Remember when your biggest career worry was whether robots would steal factory jobs? Well, plot twist: they’re coming for the corner office too.
We’re witnessing what economists are calling the “Great Decoupling” – basically, the economy is growing like crazy, corporate profits are hitting record highs, but regular people’s paychecks? Not so much. It’s like the ultimate “it’s not you, it’s me” breakup between economic growth and human workers.
Here’s the thing that’s keeping smart money managers up at night: AI isn’t just making people more “efficient” (corporate speak for “we need fewer of you”). These new AI systems can actually think, check their work, and improve themselves. When ChatGPT can write legal briefs and debug code, suddenly that expensive law degree or computer science diploma starts looking like a very expensive piece of paper.
Take Chegg, the student homework helper that was basically printing money for years. Then ChatGPT showed up and said “hold my beer.” The stock cratered 90% because why pay for homework help when you can get it free from an AI that never sleeps and doesn’t judge your procrastination habits?
But here’s where it gets interesting for investors: while human jobs are getting automated away, someone’s making bank. And it’s not the “AI prompt engineer” crowd (seriously, that’s like telling a blacksmith to become a “steam engine whisperer”).
The real winners? The companies that own the infrastructure powering this AI revolution. Think about it – every time you ask ChatGPT to write your emails, that query uses about 10 times more electricity than a Google search.

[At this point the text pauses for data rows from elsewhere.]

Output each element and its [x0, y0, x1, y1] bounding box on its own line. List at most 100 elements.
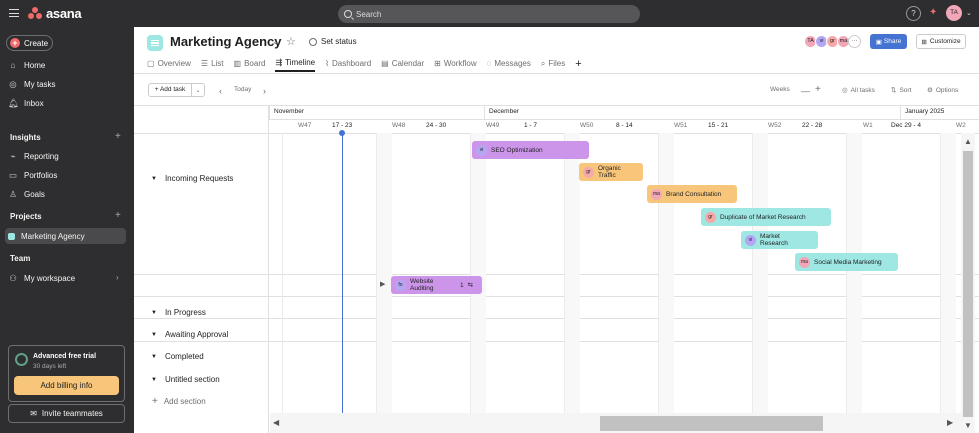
add-task-button[interactable]: + Add task ⌄	[148, 83, 205, 97]
filter-button[interactable]: ◎ All tasks	[842, 86, 875, 95]
task-bar-social-media-marketing[interactable]: ma Social Media Marketing	[795, 253, 898, 271]
add-task-label[interactable]: + Add task	[149, 84, 192, 96]
next-arrow-icon[interactable]: ›	[263, 86, 266, 96]
add-tab-icon[interactable]: +	[575, 57, 581, 70]
section-incoming-requests[interactable]: ▼ Incoming Requests	[151, 174, 233, 183]
tab-overview[interactable]: ▢ Overview	[147, 57, 191, 70]
scroll-down-arrow-icon[interactable]: ▼	[964, 421, 972, 430]
add-project-icon[interactable]: +	[115, 210, 121, 221]
zoom-in-icon[interactable]: +	[815, 84, 821, 95]
task-bar-website-auditing[interactable]: fo Website Auditing 1 ⇆	[391, 276, 482, 294]
avatar[interactable]: vi	[476, 144, 487, 156]
sidebar-item-label: Home	[24, 60, 46, 70]
chevron-down-icon[interactable]: ⌄	[966, 9, 972, 17]
user-avatar[interactable]: TA	[946, 5, 962, 21]
expand-subtasks-icon[interactable]: ▶	[380, 280, 385, 288]
section-completed[interactable]: ▼ Completed	[151, 352, 204, 361]
tab-calendar[interactable]: ▤ Calendar	[381, 57, 424, 70]
team-header[interactable]: Team	[10, 254, 30, 263]
set-status-button[interactable]: Set status	[309, 37, 357, 46]
sort-button[interactable]: ⇅ Sort	[891, 86, 912, 95]
avatar[interactable]: gr	[705, 211, 716, 223]
help-icon[interactable]: ?	[906, 6, 921, 21]
options-button[interactable]: ⚙ Options	[927, 86, 958, 95]
sidebar-item-reporting[interactable]: ⌁ Reporting	[8, 151, 58, 162]
sort-label: Sort	[899, 86, 912, 94]
zoom-out-icon[interactable]: —	[801, 86, 810, 96]
avatar[interactable]: fo	[395, 279, 406, 291]
tab-messages[interactable]: ◌ Messages	[487, 57, 531, 70]
tab-label: Messages	[494, 59, 531, 68]
customize-button[interactable]: ⊞ Customize	[916, 34, 966, 49]
sparkle-icon[interactable]: ✦	[929, 7, 937, 18]
tab-label: Files	[548, 59, 566, 68]
sidebar-item-inbox[interactable]: 🔔︎ Inbox	[8, 98, 44, 109]
add-section-button[interactable]: + Add section	[152, 396, 206, 407]
app-root: asana ? ✦ TA ⌄ + Create ⌂ Home ◎ My tasks …	[0, 0, 979, 433]
avatar[interactable]: gr	[583, 166, 594, 178]
scroll-left-arrow-icon[interactable]: ◀	[273, 418, 279, 427]
section-title: Untitled section	[164, 375, 220, 384]
grid-line	[752, 133, 753, 433]
tab-list[interactable]: ☰ List	[201, 57, 224, 70]
tab-files[interactable]: ⌕ Files	[541, 57, 565, 70]
member-avatars[interactable]: TA vi gr ma ···	[804, 35, 861, 48]
avatar[interactable]: ma	[651, 188, 662, 200]
share-button[interactable]: ▣ Share	[870, 34, 907, 49]
section-in-progress[interactable]: ▼ In Progress	[151, 308, 206, 317]
week-number: W1	[863, 122, 873, 129]
task-bar-seo-optimization[interactable]: vi SEO Optimization	[472, 141, 589, 159]
tab-divider	[134, 73, 979, 74]
task-bar-market-research[interactable]: vi Market Research	[741, 231, 818, 249]
search-input[interactable]	[356, 9, 616, 19]
tab-board[interactable]: ▥ Board	[234, 57, 266, 70]
scroll-up-arrow-icon[interactable]: ▲	[964, 137, 972, 146]
avatar[interactable]: ma	[799, 256, 810, 268]
sidebar-item-my-tasks[interactable]: ◎ My tasks	[8, 79, 55, 90]
mail-icon: ✉	[30, 409, 37, 418]
tab-label: Dashboard	[332, 59, 372, 68]
task-bar-organic-traffic[interactable]: gr Organic Traffic	[579, 163, 643, 181]
project-list-icon[interactable]	[147, 35, 163, 51]
sidebar-item-goals[interactable]: ♙ Goals	[8, 189, 45, 200]
triangle-down-icon[interactable]: ▼	[151, 377, 157, 383]
today-button[interactable]: Today	[234, 86, 251, 93]
sidebar-item-home[interactable]: ⌂ Home	[8, 60, 45, 70]
section-awaiting-approval[interactable]: ▼ Awaiting Approval	[151, 330, 228, 339]
more-members-icon[interactable]: ···	[848, 35, 861, 48]
search-bar[interactable]	[338, 5, 640, 23]
sort-icon: ⇅	[891, 87, 897, 94]
chevron-down-icon[interactable]: ⌄	[272, 37, 279, 46]
projects-header[interactable]: Projects	[10, 212, 42, 221]
previous-arrow-icon[interactable]: ‹	[219, 86, 222, 96]
asana-logo[interactable]: asana	[28, 5, 82, 21]
sidebar-item-portfolios[interactable]: ▭ Portfolios	[8, 170, 57, 181]
insights-header[interactable]: Insights	[10, 133, 41, 142]
avatar[interactable]: vi	[745, 234, 756, 246]
triangle-down-icon[interactable]: ▼	[151, 310, 157, 316]
add-insight-icon[interactable]: +	[115, 131, 121, 142]
hamburger-menu-icon[interactable]	[9, 9, 19, 17]
section-untitled[interactable]: ▼ Untitled section	[151, 375, 220, 384]
chevron-down-icon[interactable]: ⌄	[192, 87, 204, 94]
triangle-down-icon[interactable]: ▼	[151, 332, 157, 338]
create-button[interactable]: + Create	[6, 35, 53, 51]
triangle-down-icon[interactable]: ▼	[151, 354, 157, 360]
zoom-level-label[interactable]: Weeks	[770, 86, 790, 93]
vertical-scroll-thumb[interactable]	[963, 151, 973, 417]
page-title[interactable]: Marketing Agency	[170, 34, 282, 49]
sidebar-item-my-workspace[interactable]: ⚇ My workspace	[8, 273, 75, 284]
scroll-right-arrow-icon[interactable]: ▶	[947, 418, 953, 427]
sidebar-item-marketing-agency[interactable]: Marketing Agency	[8, 232, 85, 241]
star-icon[interactable]: ☆	[286, 35, 296, 48]
triangle-down-icon[interactable]: ▼	[151, 176, 157, 182]
task-bar-duplicate-market-research[interactable]: gr Duplicate of Market Research	[701, 208, 831, 226]
chevron-right-icon[interactable]: ›	[116, 273, 119, 282]
tab-timeline[interactable]: ⇶ Timeline	[275, 57, 316, 72]
tab-workflow[interactable]: ⊞ Workflow	[434, 57, 476, 70]
add-billing-info-button[interactable]: Add billing info	[14, 376, 119, 395]
tab-dashboard[interactable]: ⌇ Dashboard	[325, 57, 371, 70]
horizontal-scroll-thumb[interactable]	[600, 416, 823, 431]
task-bar-brand-consultation[interactable]: ma Brand Consultation	[647, 185, 737, 203]
invite-teammates-button[interactable]: ✉ Invite teammates	[8, 404, 125, 423]
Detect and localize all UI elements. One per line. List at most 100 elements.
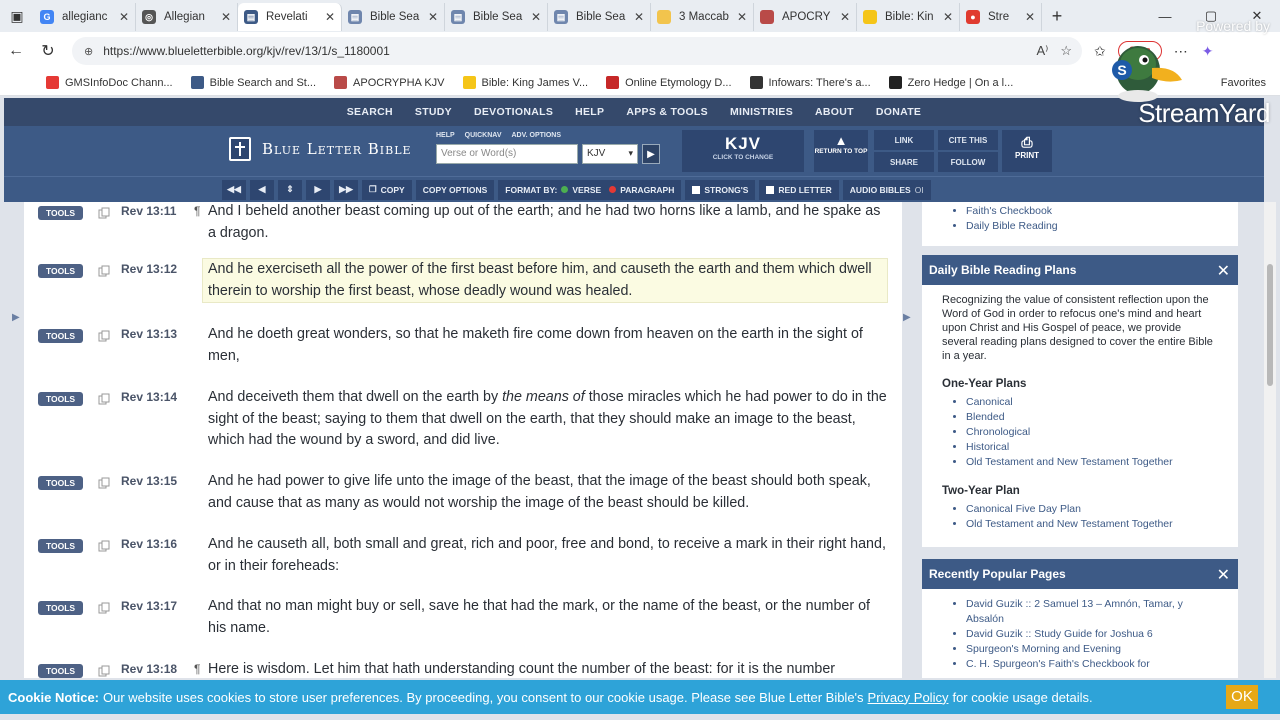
top-nav-item[interactable]: HELP xyxy=(575,106,604,118)
back-icon[interactable]: ← xyxy=(0,42,32,60)
verse-radio-icon[interactable] xyxy=(561,186,569,193)
copy-verse-icon[interactable] xyxy=(98,602,110,614)
bookmark-item[interactable]: Bible: King James V... xyxy=(462,76,588,89)
close-icon[interactable]: ✕ xyxy=(1217,261,1230,281)
copy-verse-icon[interactable] xyxy=(98,665,110,677)
browser-tab[interactable]: ▤ Bible Sea ✕ xyxy=(342,3,445,31)
page-scrollbar[interactable] xyxy=(1264,202,1276,678)
tools-button[interactable]: TOOLS xyxy=(38,601,83,615)
browser-tab[interactable]: Bible: Kin ✕ xyxy=(857,3,960,31)
browser-tab[interactable]: Gallegianc ✕ xyxy=(34,3,136,31)
copy-verse-icon[interactable] xyxy=(98,265,110,277)
browser-tab[interactable]: ▤ Bible Sea ✕ xyxy=(445,3,548,31)
popular-page-link[interactable]: David Guzik :: 2 Samuel 13 – Amnón, Tama… xyxy=(966,597,1218,627)
close-tab-icon[interactable]: ✕ xyxy=(943,10,953,24)
print-button[interactable]: ⎙ PRINT xyxy=(1002,130,1052,172)
reading-plan-link[interactable]: Canonical xyxy=(966,395,1218,410)
top-nav-item[interactable]: STUDY xyxy=(415,106,452,118)
site-logo[interactable]: Blue Letter Bible xyxy=(226,134,412,164)
bookmark-item[interactable]: APOCRYPHA KJV xyxy=(334,76,445,89)
chapter-menu-icon[interactable]: ⇕ xyxy=(278,179,302,200)
close-icon[interactable]: ✕ xyxy=(1217,565,1230,585)
tools-button[interactable]: TOOLS xyxy=(38,476,83,490)
tools-button[interactable]: TOOLS xyxy=(38,264,83,278)
share-button[interactable]: SHARE xyxy=(874,152,934,172)
copy-verse-icon[interactable] xyxy=(98,393,110,405)
bookmark-item[interactable]: Infowars: There's a... xyxy=(749,76,871,89)
sidebar-link[interactable]: Faith's Checkbook xyxy=(966,204,1218,219)
verse-reference[interactable]: Rev 13:11 xyxy=(121,204,176,218)
tab-actions-icon[interactable]: ▣ xyxy=(0,0,34,32)
cite-this-button[interactable]: CITE THIS xyxy=(938,130,998,150)
strongs-toggle[interactable]: STRONG'S xyxy=(685,179,756,200)
verse-reference[interactable]: Rev 13:14 xyxy=(121,390,177,404)
verse-reference[interactable]: Rev 13:16 xyxy=(121,537,177,551)
tools-button[interactable]: TOOLS xyxy=(38,329,83,343)
close-tab-icon[interactable]: ✕ xyxy=(221,10,231,24)
next-chapter-icon[interactable]: ▶ xyxy=(306,179,330,200)
red-letter-toggle[interactable]: RED LETTER xyxy=(759,179,839,200)
top-nav-item[interactable]: MINISTRIES xyxy=(730,106,793,118)
tools-button[interactable]: TOOLS xyxy=(38,664,83,678)
tools-button[interactable]: TOOLS xyxy=(38,539,83,553)
paragraph-option-label[interactable]: PARAGRAPH xyxy=(620,185,674,195)
bookmark-item[interactable]: Zero Hedge | On a l... xyxy=(888,76,1013,89)
close-tab-icon[interactable]: ✕ xyxy=(531,10,541,24)
audio-bibles-button[interactable]: AUDIO BIBLES OI xyxy=(842,179,931,200)
url-field[interactable]: ⊕ https://www.blueletterbible.org/kjv/re… xyxy=(72,37,1082,65)
reading-plan-link[interactable]: Historical xyxy=(966,440,1218,455)
top-nav-item[interactable]: APPS & TOOLS xyxy=(626,106,708,118)
browser-tab[interactable]: APOCRY ✕ xyxy=(754,3,857,31)
version-switch-button[interactable]: KJV CLICK TO CHANGE xyxy=(682,130,804,172)
follow-button[interactable]: FOLLOW xyxy=(938,152,998,172)
tools-button[interactable]: TOOLS xyxy=(38,206,83,220)
search-tab[interactable]: QUICKNAV xyxy=(465,132,502,139)
browser-tab[interactable]: ▤ Revelati ✕ xyxy=(238,3,342,31)
top-nav-item[interactable]: DEVOTIONALS xyxy=(474,106,553,118)
search-tab[interactable]: HELP xyxy=(436,132,455,139)
scrollbar-thumb[interactable] xyxy=(1267,264,1273,386)
reading-plan-link[interactable]: Chronological xyxy=(966,425,1218,440)
verse-reference[interactable]: Rev 13:18 xyxy=(121,662,177,676)
search-tab[interactable]: ADV. OPTIONS xyxy=(512,132,562,139)
popular-page-link[interactable]: David Guzik :: Study Guide for Joshua 6 xyxy=(966,627,1218,642)
verse-reference[interactable]: Rev 13:15 xyxy=(121,474,177,488)
copy-verse-icon[interactable] xyxy=(98,207,110,219)
close-tab-icon[interactable]: ✕ xyxy=(325,10,335,24)
cookie-ok-button[interactable]: OK xyxy=(1226,685,1258,709)
last-chapter-icon[interactable]: ▶▶ xyxy=(334,179,358,200)
sidebar-link[interactable]: Daily Bible Reading xyxy=(966,219,1218,234)
close-tab-icon[interactable]: ✕ xyxy=(1025,10,1035,24)
browser-tab[interactable]: ● Stre ✕ xyxy=(960,3,1042,31)
version-select[interactable]: KJV xyxy=(582,144,638,164)
top-nav-item[interactable]: SEARCH xyxy=(347,106,393,118)
link-button[interactable]: LINK xyxy=(874,130,934,150)
favorite-star-icon[interactable]: ☆ xyxy=(1060,43,1072,59)
close-tab-icon[interactable]: ✕ xyxy=(840,10,850,24)
popular-page-link[interactable]: C. H. Spurgeon's Faith's Checkbook for xyxy=(966,657,1218,672)
copy-verse-icon[interactable] xyxy=(98,477,110,489)
bookmark-item[interactable]: GMSInfoDoc Chann... xyxy=(46,76,173,89)
close-tab-icon[interactable]: ✕ xyxy=(737,10,747,24)
reading-plan-link[interactable]: Old Testament and New Testament Together xyxy=(966,455,1218,470)
new-tab-button[interactable]: + xyxy=(1042,6,1072,27)
bookmark-item[interactable]: Bible Search and St... xyxy=(190,76,316,89)
verse-reference[interactable]: Rev 13:12 xyxy=(121,262,177,276)
copy-verse-icon[interactable] xyxy=(98,330,110,342)
copy-button[interactable]: ❐ COPY xyxy=(362,179,412,200)
first-chapter-icon[interactable]: ◀◀ xyxy=(222,179,246,200)
search-go-button[interactable]: ▶ xyxy=(642,144,660,164)
privacy-policy-link[interactable]: Privacy Policy xyxy=(868,690,949,705)
reload-icon[interactable]: ↻ xyxy=(32,41,64,61)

We’re basically building “information power plants” that need massive amounts of energy and computing power.
Goldman Sachs thinks AI will drive a 160% surge in data center power demand by 2030. That’s not a typo. We’re moving from the “age of bits” to the “age of electrons,” and someone needs to keep the lights on.
This is why the smart money is buying up energy assets, natural gas companies, and anything that powers these digital brains. The government gets it too – they’re throwing billions at projects like “Stargate” (yes, really) because whoever controls the AI infrastructure basically controls the future economy.
So what’s an investor to do? Stop betting on companies that sell human time and expertise (sorry, consulting firms), and start looking at the “intelligence utilities” – the unglamorous companies providing power, cooling, and compute infrastructure that keep AI running.
The uncomfortable truth? This isn’t just about jobs disappearing. It’s about wealth flowing to whoever owns the machines, not whoever operates them. In this new world, owning electricity and silicon beats owning a resume.
The “knowledge economy” we were promised? It’s becoming the “who owns the knowledge infrastructure” economy. And if you’re not positioned accordingly, you might find yourself on the wrong side of history’s biggest economic shift since the Industrial Revolution.
Time to pick a side: be the labor getting replaced, or own the companies doing the replacing.